Le Comité Européen de la Protection des données (« European Data Protection Board » ou « EDPB »), l’organe consultatif au sein duquel sont représentées toutes les autorités de contrôle nationales, a fixé, le 10 juillet 2019, des lignes directrices provisoires pour le traitement de données à caractère personnel par le biais d’appareils vidéo.
Il est possible de formuler des remarques et suggestions concernant ces lignes directrices jusqu’au 9 septembre 2019. Un texte définitif sera ensuite adopté.
Les lignes directrices contiennent des directives concernant la manière dont le Règlement Général sur la Protection des Données (« RGPD » ou « GDPR ») doit être appliqué au traitement de données à caractère personnel par le biais de caméras vidéo (tant les caméras traditionnelles que les smart cameras). Les sujets suivants y sont abordés :
- L’application du RGPD ;
- Les fondements juridiques possibles ;
- La transmission d’images caméra à des tiers ;
- Le traitement de données à caractère personnel sensibles ;
- Les droits des personnes concernées ;
- L’obligation de transparence et d’information ;
- Les délais de conservation ;
- Les mesures de sécurité techniques et organisationnelles ;
- L’analyse d'impact relative à la protection des données.
Les lignes directrices contiennent de nombreuses recommandations utiles. L’EDPB indique ainsi par exemple que :
- Le fondement « intérêts légitimes » ne peut être invoqué que si :
- Il y a un intérêt actuel au vu des circonstances concrètes (ex. incidents graves par le passé, présence de biens de grande valeur, etc.) ;
- La surveillance par caméra est nécessaire et il n’y a pas de mesures alternatives moins intrusives (ex. barrières, personnel de sécurité, etc.) ;
- Les droits et libertés des personnes concernées ne priment pas. En ce qui concerne les travailleurs, cette balance des intérêts devra être effectuée avec prudence dès lors que, d’après l’EDPB, ceux-ci ne s’attendent probablement pas à être filmés sur le lieu de travail.

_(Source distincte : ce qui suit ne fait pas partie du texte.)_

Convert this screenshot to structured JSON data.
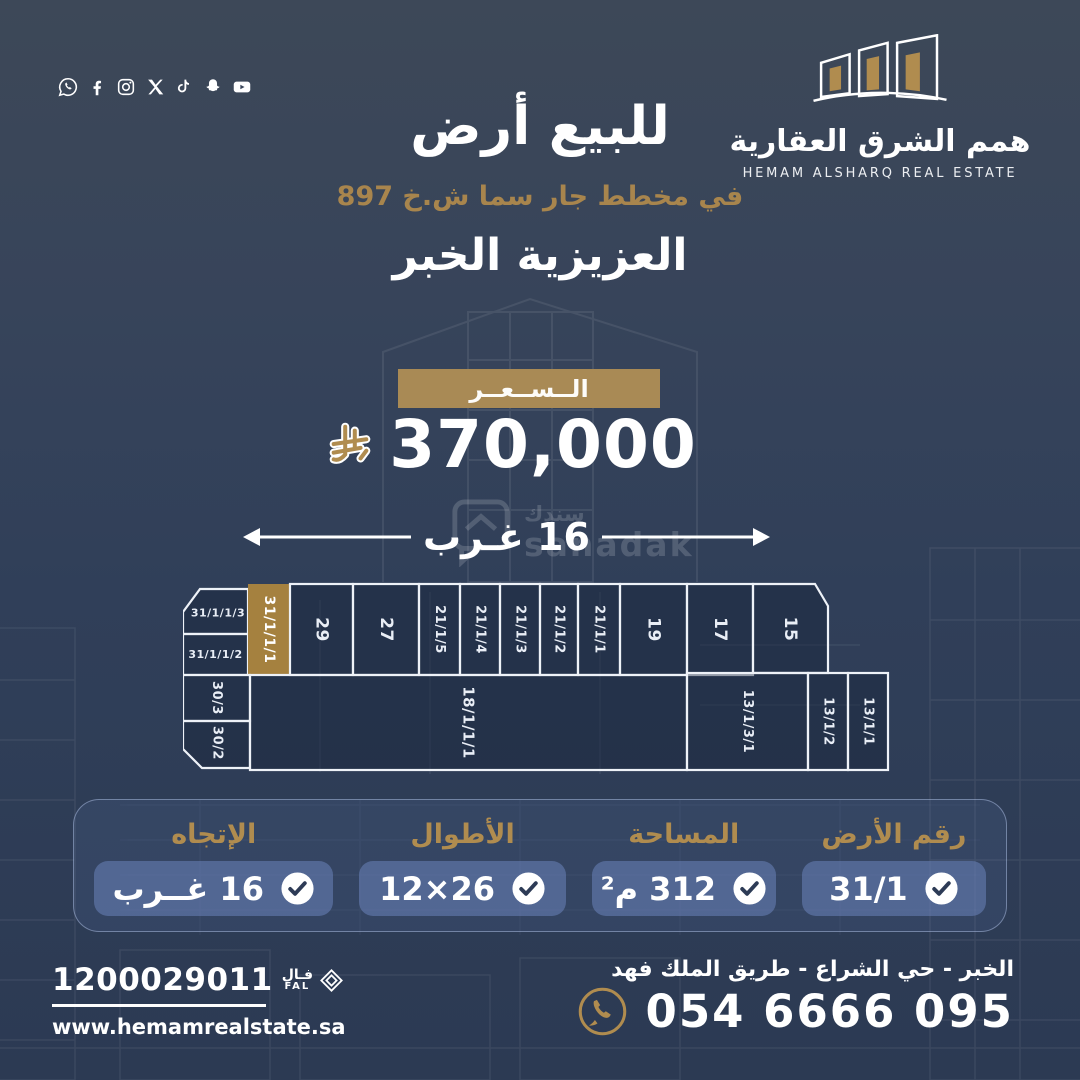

- Un fondement distinct supplémentaire devra être invoqué si la surveillance par caméra implique également le traitement de données à caractère personnel sensibles. L’EDPB va plus loin en ce qui concerne les systèmes d’authentification biométrique et précise que :
- Ces systèmes exigent probablement un consentement ;
- Un tel consentement n’est libre (et donc valable) que pour autant qu’un système alternatif soit également offert.
- En ce qui concerne le droit d’obtenir une copie de ses données :
- La protection des droits des tiers doit être garantie par des mesures techniques (par ex. transformation des images). Ceci ne peut servir de justification pour rejeter une demande ;
- La personne concernée doit, dans sa demande, indiquer au cours de quel laps de temps raisonnable elle a pénétré dans la zone filmée.
- Les informations peuvent être fournies par le responsable du traitement à deux niveaux (via un pictogramme et un document plus détaillé, telle une notification vie privée, qui doit pouvoir être consultée avant de pénétrer dans la zone filmée).
A cet égard, il n’est selon l’EDPB pas suffisant de ne mettre cette notification à disposition que de manière digitale. Celle-ci doit également être disponible de manière non-digitale à un endroit central et facilement accessible.
- La surveillance par caméra exigera dans la majorité des cas une analyse d'impact relative à la protection des données (« data protection impact assessment » ou « DPIA »). Il s’agit d’une sorte d’analyse de risques du traitement de données à caractère personnel.
En Belgique, il faut bien sûr également tenir compte, outre le RGPD et les directives de l’EDPB (qui ont une valeur d’autorité importante), de la législation spécifique relative aux caméras, telle que la CCT n°68 et la loi caméras du 21 mars 2007. En ce qui concerne les modifications récentes de cette législation, nous renvoyons à notre précédent newsflash du 16 août 2018 .
Le non-respect du cadre légal concernant la surveillance par caméra, en ce compris la législation relative à la protection des données, peut donner lieu à des sanctions et remettre en cause la régularité de la preuve obtenue.
Dans une récente décision du 2 avril 2019 , l’Autorité belge de Protection des Données (APD) avait d’ailleurs déjà imposé une interdiction définitive de traitement d’images caméra et ordonné la suppression de toutes les images déjà récoltées. Cette décision concernait un cas dans lequel le placement d’une caméra dans la cuisine commune d’un immeuble de chambres d’étudiants - malgré sa correcte déclaration - avait été considéré comme disproportionné par l’APD.
Point d’action
Vérifiez si votre système de caméras de surveillance satisfait à la législation relative à la protection des données, telle qu’expliquée dans les lignes directrices de l’EDPB, ainsi qu’à la législation en matière de caméras de surveillance (récemment modifiée).